Comme il n’était pas facile de trouver un emploi dans l’enseignement quand j’ai terminé mes études (1981), j’ai commencé par travailler à Bruxelles dans l’organisme international grâce auquel j’avais pu passer une année d’études aux Etats-Unis, l’AFS, notamment pour préparer les boursiers belges à vivre à l’étranger et organiser le séjour des étudiants étrangers en Belgique. On me propose aussi un petit intérim de quelques mois comme professeur de français et d’histoire dans un athénée verviétois où je connais les problèmes habituels des enseignants débutants, mais où j’apprécie aussi la solidarité des collègues et le soutien d’un bon directeur. Mais c’est l’année suivante, au Maroc, où je vais enseigner deux années (1982-1984) dans le cadre de la coopération au développement, en lieu et place de mon service militaire, que j’apprends réellement mon métier et qu’il commence vraiment à me passionner. A Nador, à l’époque misérable village du Rif, j’ai enseigné le français à des classes surpeuplées, de tous les niveaux, de toutes les sections, dans des conditions aussi pittoresques que difficiles, mais surtout à des élèves qui réagissaient spontanément, rapidement, explicitement à mes méthodes approximatives, tant pour marquer leur ennui que leur intérêt. J’ai ainsi vite compris ce qui pouvait provoquer l’un ou l’autre, et ainsi appris petit à petit à enseigner à bon escient. Sans parler de la fabuleuse expérience culturelle et humaine vécue dans cette région contrastée, j’ai l’impression que mon avenir d’enseignant, et plus particulièrement de professeur de français langue étrangère et seconde, s’est dessiné au cours de ces deux années.

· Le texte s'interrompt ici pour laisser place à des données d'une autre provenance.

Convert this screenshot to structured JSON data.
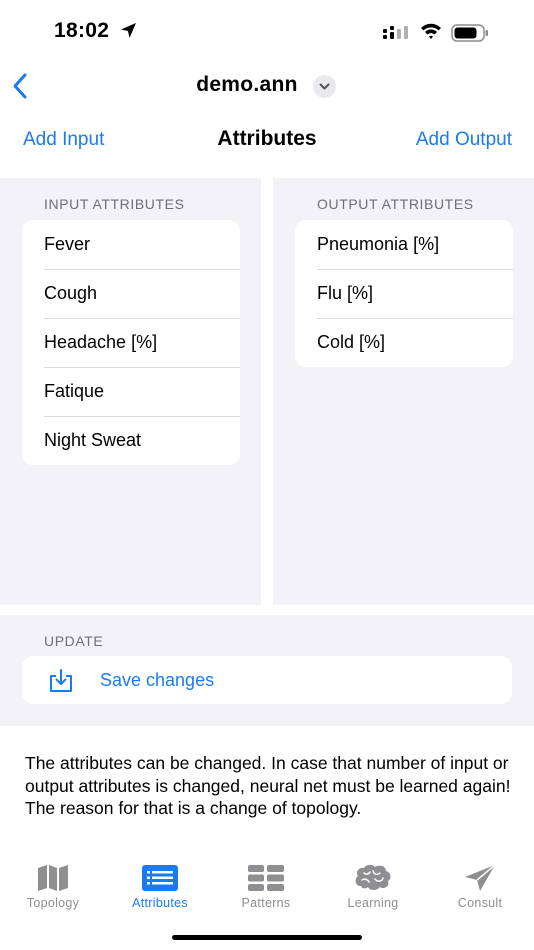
{
  "status": {
    "time": "18:02"
  },
  "nav": {
    "document_title": "demo.ann"
  },
  "toolbar": {
    "add_input": "Add Input",
    "title": "Attributes",
    "add_output": "Add Output"
  },
  "inputs": {
    "header": "INPUT ATTRIBUTES",
    "items": [
      "Fever",
      "Cough",
      "Headache [%]",
      "Fatique",
      "Night Sweat"
    ]
  },
  "outputs": {
    "header": "OUTPUT ATTRIBUTES",
    "items": [
      "Pneumonia [%]",
      "Flu [%]",
      "Cold [%]"
    ]
  },
  "update": {
    "header": "UPDATE",
    "save_label": "Save changes"
  },
  "info_text": "The attributes can be changed. In case that number of input or output attributes is changed, neural net must be learned again! The reason for that is a change of topology.",
  "tabs": [
    {
      "label": "Topology",
      "icon": "map-icon"
    },
    {
      "label": "Attributes",
      "icon": "list-icon"
    },
    {
      "label": "Patterns",
      "icon": "table-icon"
    },
    {
      "label": "Learning",
      "icon": "brain-icon"
    },
    {
      "label": "Consult",
      "icon": "paperplane-icon"
    }
  ],
  "colors": {
    "accent": "#1a7bf0",
    "inactive": "#8e8e93",
    "group_background": "#f2f2f7"
  }
}
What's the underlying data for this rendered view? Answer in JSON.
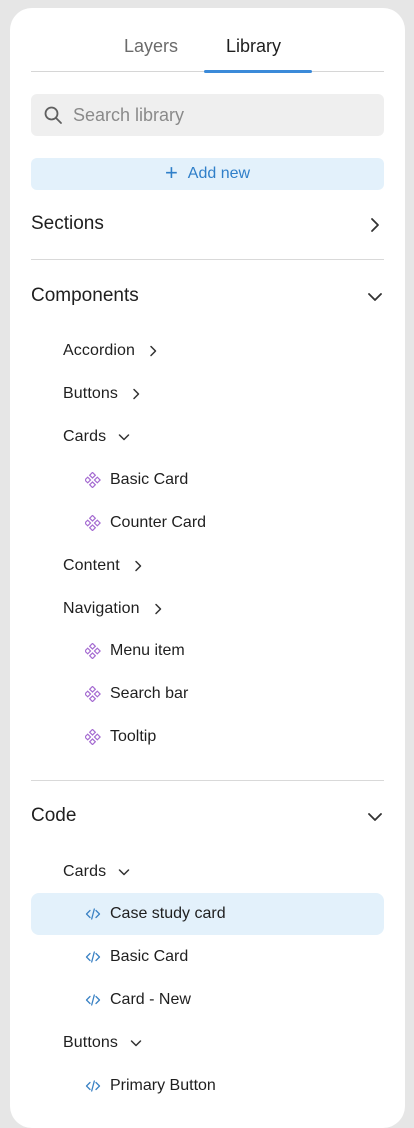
{
  "tabs": [
    {
      "label": "Layers",
      "active": false
    },
    {
      "label": "Library",
      "active": true
    }
  ],
  "search": {
    "placeholder": "Search library",
    "value": ""
  },
  "add_new": {
    "label": "Add new"
  },
  "sections": {
    "sections": {
      "title": "Sections",
      "expanded": false
    },
    "components": {
      "title": "Components",
      "expanded": true,
      "groups": [
        {
          "label": "Accordion",
          "expanded": false
        },
        {
          "label": "Buttons",
          "expanded": false
        },
        {
          "label": "Cards",
          "expanded": true,
          "items": [
            "Basic Card",
            "Counter Card"
          ]
        },
        {
          "label": "Content",
          "expanded": false
        },
        {
          "label": "Navigation",
          "expanded": false,
          "items": [
            "Menu item",
            "Search bar",
            "Tooltip"
          ]
        }
      ]
    },
    "code": {
      "title": "Code",
      "expanded": true,
      "groups": [
        {
          "label": "Cards",
          "expanded": true,
          "items": [
            "Case study card",
            "Basic Card",
            "Card - New"
          ]
        },
        {
          "label": "Buttons",
          "expanded": true,
          "items": [
            "Primary Button"
          ]
        }
      ],
      "selected_item": "Case study card"
    }
  },
  "colors": {
    "accent": "#3b8ad9",
    "selection_bg": "#e3f1fb",
    "component_icon": "#a56bd1",
    "code_icon": "#3b82c4"
  },
  "icons": {
    "search": "search-icon",
    "plus": "plus-icon",
    "chevron_right": "chevron-right-icon",
    "chevron_down": "chevron-down-icon",
    "component": "component-icon",
    "code": "code-icon"
  }
}
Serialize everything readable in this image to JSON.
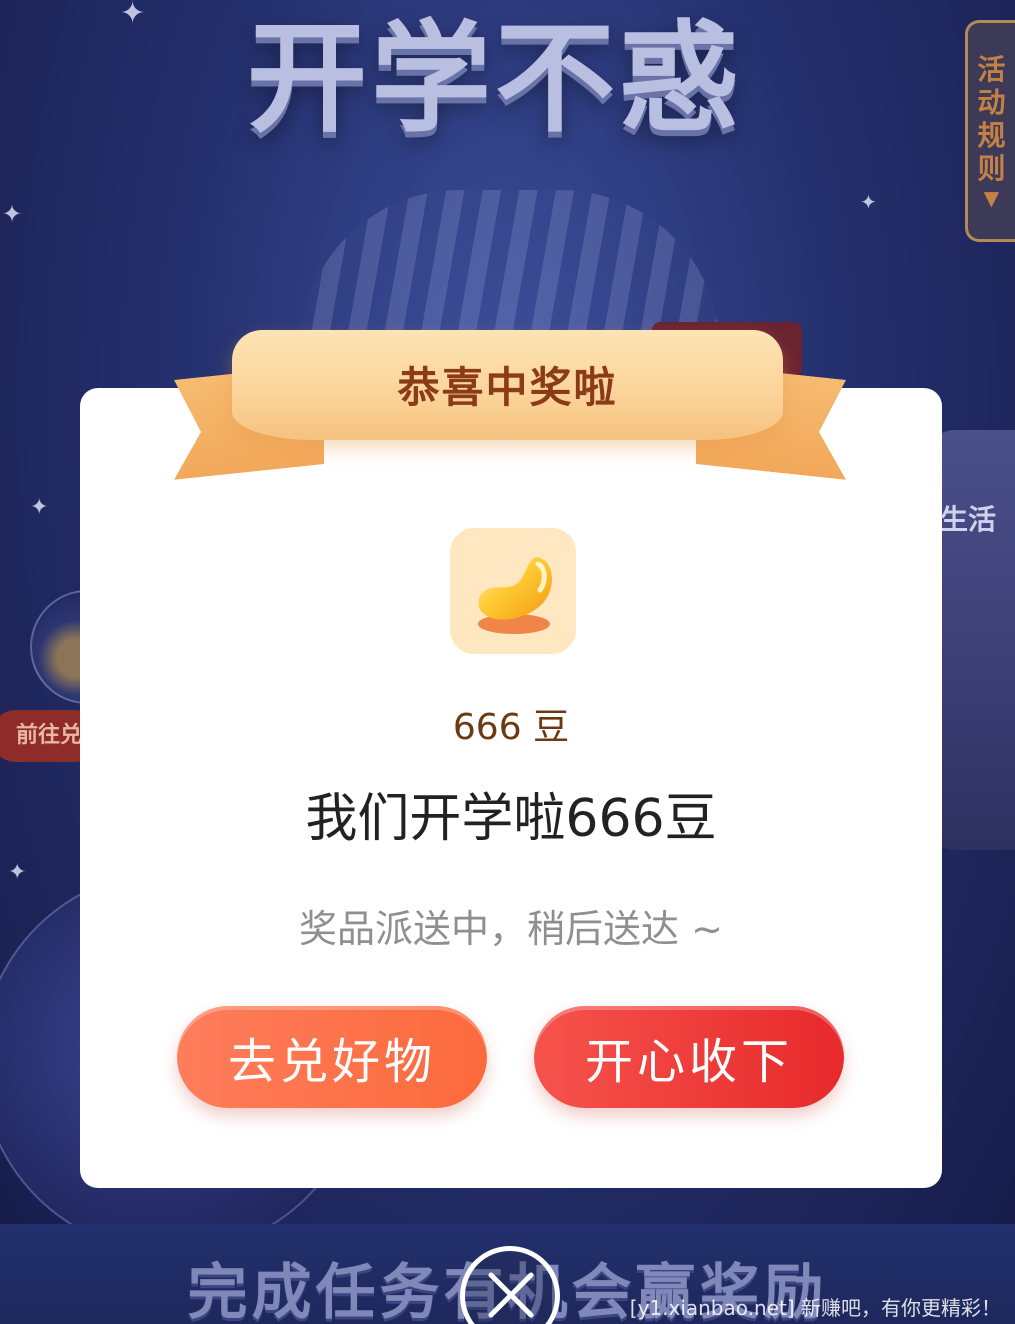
{
  "background": {
    "event_title": "开学不惑",
    "rules_tab": {
      "label_chars": [
        "活",
        "动",
        "规",
        "则"
      ],
      "arrow": "▼"
    },
    "left_button_label": "前往兑",
    "right_card_text": "生活",
    "bottom_banner_text": "完成任务有机会赢奖励"
  },
  "modal": {
    "ribbon_title": "恭喜中奖啦",
    "prize_icon": "golden-bean-icon",
    "prize_amount": "666 豆",
    "prize_name": "我们开学啦666豆",
    "status_text": "奖品派送中，稍后送达 ~",
    "buttons": {
      "redeem_label": "去兑好物",
      "accept_label": "开心收下"
    }
  },
  "close_icon": "close-icon",
  "watermark_text": "[y1.xianbao.net] 新赚吧，有你更精彩！",
  "colors": {
    "ribbon_text": "#8b3b18",
    "redeem_button": "#fb6a3c",
    "accept_button": "#e7292c",
    "bean_tile": "#ffe7c1"
  }
}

Soucieux de découvrir d’autres horizons géographiques et professionnels, je pose ensuite ma candidature – une nouvelle fois « à tout hasard » – à un poste de lecteur de français à l’Université de Jyväskylä, ville finlandaise que je n’aurais pas pu situer sur une carte avant de m’y rendre pour y présenter le concours… que je réussis et qui va changer ma vie professionnelle, et privée, inévitablement quand on passe ainsi du Maghreb au Grand Nord. En septembre 1984, je commence donc ma carrière universitaire sous la direction de professeurs aussi compétents que stimulants (dans l’ordre, Juhani Härmä, Ulla Jokinen et Ellen Sakari), qui m’ont toujours soutenu dans mes différents enseignements (langue, civilisation, littérature, sémiotique,…), dans mes recherches scientifiques (jusqu’à ma thèse de doctorat), et dans toutes mes autres activités et initiatives en faveur de la francophonie en Finlande (colloques, expositions, revue, stages en Belgique…). Au cours de ces neuf années à Jyväskylä s’est développé mon intérêt pour l’institution universitaire où j’ai commencé à songer à faire définitivement carrière. En Finlande, j’ai aussi appris ce qu’était la rigueur, la concertation, l’organisation, bref, le professionnalisme. J’ai aussi la possibilité de m’y perfectionner progressivement en didactique du français langue étrangère (ma pratique quotidienne) et en analyse du discours (le sujet de ma thèse) qui vont devenir mes domaines de spécialité.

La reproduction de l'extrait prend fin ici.